Quant à l'exploitation des concours que j'avais passés qui auraient dû me conduire à Lille, je dus y renoncer. En effet, le général Cogny, avait été nommé commandant de la deuxième région militaire. Or, il comptait parmi ses correspondants, le Docteur Robert Fécan dont l'entregent auprès d’Allen Dulles, Directeur de la CIA, et le passage à la Maison Blanche d’Eisenhower, avaient grandement facilité l'équipement de l'Armée française en Indochine, aussi bien pour équiper le contingent dirigé par le général Leclerc que le point d'appui de Diên Biên Phu. Cela me sera confirmé par la suite lors de l'envoi de ma feuille d'appel détourné à AMIENS. Ce que je comprend moins bien, c'est pourquoi l'Alsacien, chef du 2ème bureau à Haïphong et spécialiste des traffics d'armes, faisait à Amiens en 1956 afin d'enquêter à titre probablement personnel sur le Docteur Fécan.
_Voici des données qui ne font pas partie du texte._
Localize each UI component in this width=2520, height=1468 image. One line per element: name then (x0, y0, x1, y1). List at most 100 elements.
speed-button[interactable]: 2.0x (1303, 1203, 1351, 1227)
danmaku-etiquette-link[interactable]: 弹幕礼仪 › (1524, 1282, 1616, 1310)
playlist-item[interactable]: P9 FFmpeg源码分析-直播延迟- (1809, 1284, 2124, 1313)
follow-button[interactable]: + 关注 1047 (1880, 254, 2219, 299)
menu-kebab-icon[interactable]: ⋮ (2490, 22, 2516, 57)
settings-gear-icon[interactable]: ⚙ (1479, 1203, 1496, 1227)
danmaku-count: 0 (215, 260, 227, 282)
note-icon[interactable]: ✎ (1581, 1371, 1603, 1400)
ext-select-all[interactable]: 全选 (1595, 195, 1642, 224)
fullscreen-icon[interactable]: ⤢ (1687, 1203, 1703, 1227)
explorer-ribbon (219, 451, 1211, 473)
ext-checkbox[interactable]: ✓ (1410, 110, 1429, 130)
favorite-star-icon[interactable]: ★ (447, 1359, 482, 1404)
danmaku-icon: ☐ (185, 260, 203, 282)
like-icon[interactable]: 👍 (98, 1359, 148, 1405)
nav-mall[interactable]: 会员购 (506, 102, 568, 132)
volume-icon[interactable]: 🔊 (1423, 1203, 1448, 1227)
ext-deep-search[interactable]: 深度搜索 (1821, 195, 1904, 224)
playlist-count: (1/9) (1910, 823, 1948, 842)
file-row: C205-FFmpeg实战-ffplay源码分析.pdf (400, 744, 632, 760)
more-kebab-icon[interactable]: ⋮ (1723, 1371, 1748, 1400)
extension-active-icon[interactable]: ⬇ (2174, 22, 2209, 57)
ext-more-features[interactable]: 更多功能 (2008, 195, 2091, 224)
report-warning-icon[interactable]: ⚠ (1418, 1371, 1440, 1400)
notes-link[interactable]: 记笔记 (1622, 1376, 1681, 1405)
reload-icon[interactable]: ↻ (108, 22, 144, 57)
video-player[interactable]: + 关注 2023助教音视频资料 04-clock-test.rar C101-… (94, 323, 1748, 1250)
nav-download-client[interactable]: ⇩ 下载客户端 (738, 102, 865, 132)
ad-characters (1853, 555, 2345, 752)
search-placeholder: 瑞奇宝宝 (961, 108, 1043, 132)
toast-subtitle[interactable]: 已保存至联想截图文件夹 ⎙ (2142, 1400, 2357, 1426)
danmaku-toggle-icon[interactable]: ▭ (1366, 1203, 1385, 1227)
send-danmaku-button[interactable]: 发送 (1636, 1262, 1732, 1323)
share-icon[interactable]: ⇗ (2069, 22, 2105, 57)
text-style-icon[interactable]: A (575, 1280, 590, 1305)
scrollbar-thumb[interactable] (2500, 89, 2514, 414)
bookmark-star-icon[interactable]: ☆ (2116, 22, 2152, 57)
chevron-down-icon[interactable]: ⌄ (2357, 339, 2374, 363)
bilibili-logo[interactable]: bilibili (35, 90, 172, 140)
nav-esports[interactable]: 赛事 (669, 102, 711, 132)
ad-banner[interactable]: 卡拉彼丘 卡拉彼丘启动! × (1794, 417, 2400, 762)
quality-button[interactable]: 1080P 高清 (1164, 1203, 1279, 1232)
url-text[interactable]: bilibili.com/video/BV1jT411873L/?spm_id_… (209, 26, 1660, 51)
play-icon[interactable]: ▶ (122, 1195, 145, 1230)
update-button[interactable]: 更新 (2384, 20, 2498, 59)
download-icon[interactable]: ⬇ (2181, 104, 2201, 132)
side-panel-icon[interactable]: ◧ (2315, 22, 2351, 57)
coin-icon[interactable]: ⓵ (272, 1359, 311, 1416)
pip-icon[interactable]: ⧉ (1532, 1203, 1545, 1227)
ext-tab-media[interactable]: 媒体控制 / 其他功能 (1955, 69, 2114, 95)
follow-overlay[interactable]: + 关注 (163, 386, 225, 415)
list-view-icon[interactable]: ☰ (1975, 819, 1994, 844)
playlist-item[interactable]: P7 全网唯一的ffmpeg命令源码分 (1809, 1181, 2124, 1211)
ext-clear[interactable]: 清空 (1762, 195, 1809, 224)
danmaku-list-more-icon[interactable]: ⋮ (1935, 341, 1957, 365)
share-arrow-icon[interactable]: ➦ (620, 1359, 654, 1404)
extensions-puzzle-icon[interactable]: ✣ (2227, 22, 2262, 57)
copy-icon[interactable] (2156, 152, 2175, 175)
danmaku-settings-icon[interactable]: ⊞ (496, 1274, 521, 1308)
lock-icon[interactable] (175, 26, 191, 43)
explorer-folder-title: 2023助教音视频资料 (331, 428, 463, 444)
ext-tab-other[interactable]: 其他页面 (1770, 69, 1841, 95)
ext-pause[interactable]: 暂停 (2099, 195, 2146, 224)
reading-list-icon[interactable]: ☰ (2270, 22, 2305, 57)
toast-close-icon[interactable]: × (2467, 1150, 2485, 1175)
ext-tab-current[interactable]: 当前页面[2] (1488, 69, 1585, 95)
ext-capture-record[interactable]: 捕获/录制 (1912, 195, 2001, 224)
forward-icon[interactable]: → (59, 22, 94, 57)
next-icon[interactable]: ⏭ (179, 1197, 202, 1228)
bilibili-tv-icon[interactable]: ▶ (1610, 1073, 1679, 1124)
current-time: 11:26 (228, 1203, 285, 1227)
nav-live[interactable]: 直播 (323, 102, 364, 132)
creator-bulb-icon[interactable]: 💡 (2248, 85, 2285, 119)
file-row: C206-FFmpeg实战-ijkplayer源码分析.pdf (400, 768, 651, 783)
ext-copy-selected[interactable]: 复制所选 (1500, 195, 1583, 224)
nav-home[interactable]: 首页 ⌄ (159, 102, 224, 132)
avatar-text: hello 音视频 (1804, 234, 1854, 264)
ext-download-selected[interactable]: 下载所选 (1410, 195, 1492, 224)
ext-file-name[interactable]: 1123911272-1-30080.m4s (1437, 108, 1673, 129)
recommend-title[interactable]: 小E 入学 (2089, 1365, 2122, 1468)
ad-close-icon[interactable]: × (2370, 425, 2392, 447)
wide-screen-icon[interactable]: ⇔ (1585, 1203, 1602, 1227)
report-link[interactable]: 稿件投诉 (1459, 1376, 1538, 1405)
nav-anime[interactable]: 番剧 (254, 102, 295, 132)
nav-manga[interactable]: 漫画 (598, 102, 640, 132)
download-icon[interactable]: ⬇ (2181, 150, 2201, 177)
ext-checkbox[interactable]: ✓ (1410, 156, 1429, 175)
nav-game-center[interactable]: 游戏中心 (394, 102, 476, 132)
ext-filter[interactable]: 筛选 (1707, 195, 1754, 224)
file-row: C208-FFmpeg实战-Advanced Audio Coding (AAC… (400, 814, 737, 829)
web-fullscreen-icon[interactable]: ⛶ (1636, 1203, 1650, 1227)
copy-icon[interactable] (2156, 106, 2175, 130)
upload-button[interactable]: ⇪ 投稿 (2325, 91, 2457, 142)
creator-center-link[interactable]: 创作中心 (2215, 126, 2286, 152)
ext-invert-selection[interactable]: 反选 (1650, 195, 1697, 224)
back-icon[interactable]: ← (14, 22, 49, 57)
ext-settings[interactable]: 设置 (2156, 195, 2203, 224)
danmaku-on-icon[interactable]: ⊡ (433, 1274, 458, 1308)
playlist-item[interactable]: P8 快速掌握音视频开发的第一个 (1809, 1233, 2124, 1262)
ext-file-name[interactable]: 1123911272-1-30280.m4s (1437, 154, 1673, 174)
Comme l'Alsacien était gaulliste, j'ai demandé à de Gaulle d'arrêter son bras vengeur... ce qui fut fait (sous le contrôle vraisemblable de Robert BOULIN).

François Mitterrand était-il informé de l’opposition de l’armée à la stratégie de dissuasion nucléaire mise en place par de Gaulle? Cela est tout à fait logique et vraisemblable puisque son frère cadet, Jacques Mitterrand, commanda la force de frappe aérienne, puis l’état-major de l’armée de l’Air, sans jamais connaître la méthodologie déterminant les cibles déterminés par la stratégie de dissuasion nucléaire arrêtée par de GAULLE. C’est sans doute la raison qui conduisit F. Mitterrand à abandonner le dispositif mis en place par de Gaulle comme il en avait parfaitement le pouvoir, sauf qu'il a fait croire le contraire. En revanche, l’abandon de la stratégie de Gaulle, empreinte de l’expérience à l’issue tragique des erreurs de l’État-major général français commises en 1939 et 1940, constituait un risque majeur qui ne manqua pas de me préoccuper. De Gaulle voulait avant tout que l'Elysée ne soit placé sous l'influence des Etats-majors.

Dès la fin du mois d'août, mon père changea son fusil d'épaule et déclara qu'il me verserait chaque mois 500F pour ce faire. Cette promesse a duré exactement deux mois! Dès le mois de novembre, je lui renvoyais le chèque de 400 F au lieu de 500F qu'il m'avait adressé tardivement vers le 13 novembre au motif qu'il n'avait plus d'argent. Pourtant, il dépensera 15.000 F, soit 30 fois plus, pour me faire attaquer dans la rue par un ancien jockey alcoolique qui faisait fonction de concierge de mon immeuble, ainsi que ce dernier s'en vantera dans un des troquets de la rue Blanche où il cultivait son éthylisme...! Je ne doutais pas que ma soeur Christine avait communiqué mon adresse à son père.

Je devins donc étudiant salarié. Je travaillais en soirée ou de nuit, et j'allais en fac le jour. Je m'intéressais particulièrement aux algèbres logiques dont j'appris le maniement pratique notamment dans le cadre d'un DEST de calcul automatique qui, hélas pour moi, sera supprimé l'année suivante. Or, j'ai été victime juste au moment des examens de ce diplôme, d'une septicémie... au colibacille, qui sanctionnait un état de fatigue profonde et dont je mis plusieurs mois à me remettre. Ma soeur Christine prétendant qu'elle n'avait pas d'argent à me rendre alors que je lui avais avancé 500 F, pour l'achat d'un Whippet offert à S. GIRAUDEAU, et qu'elle touchait en mes lieux et places 400 Francs par moi,qui n'avait même plus de quoi payer les analyses médicales et acheter les médicaments qui m'avaient été prescrits. Je dus négocier avec un pharmacien un paiement échelonné des prescriptions.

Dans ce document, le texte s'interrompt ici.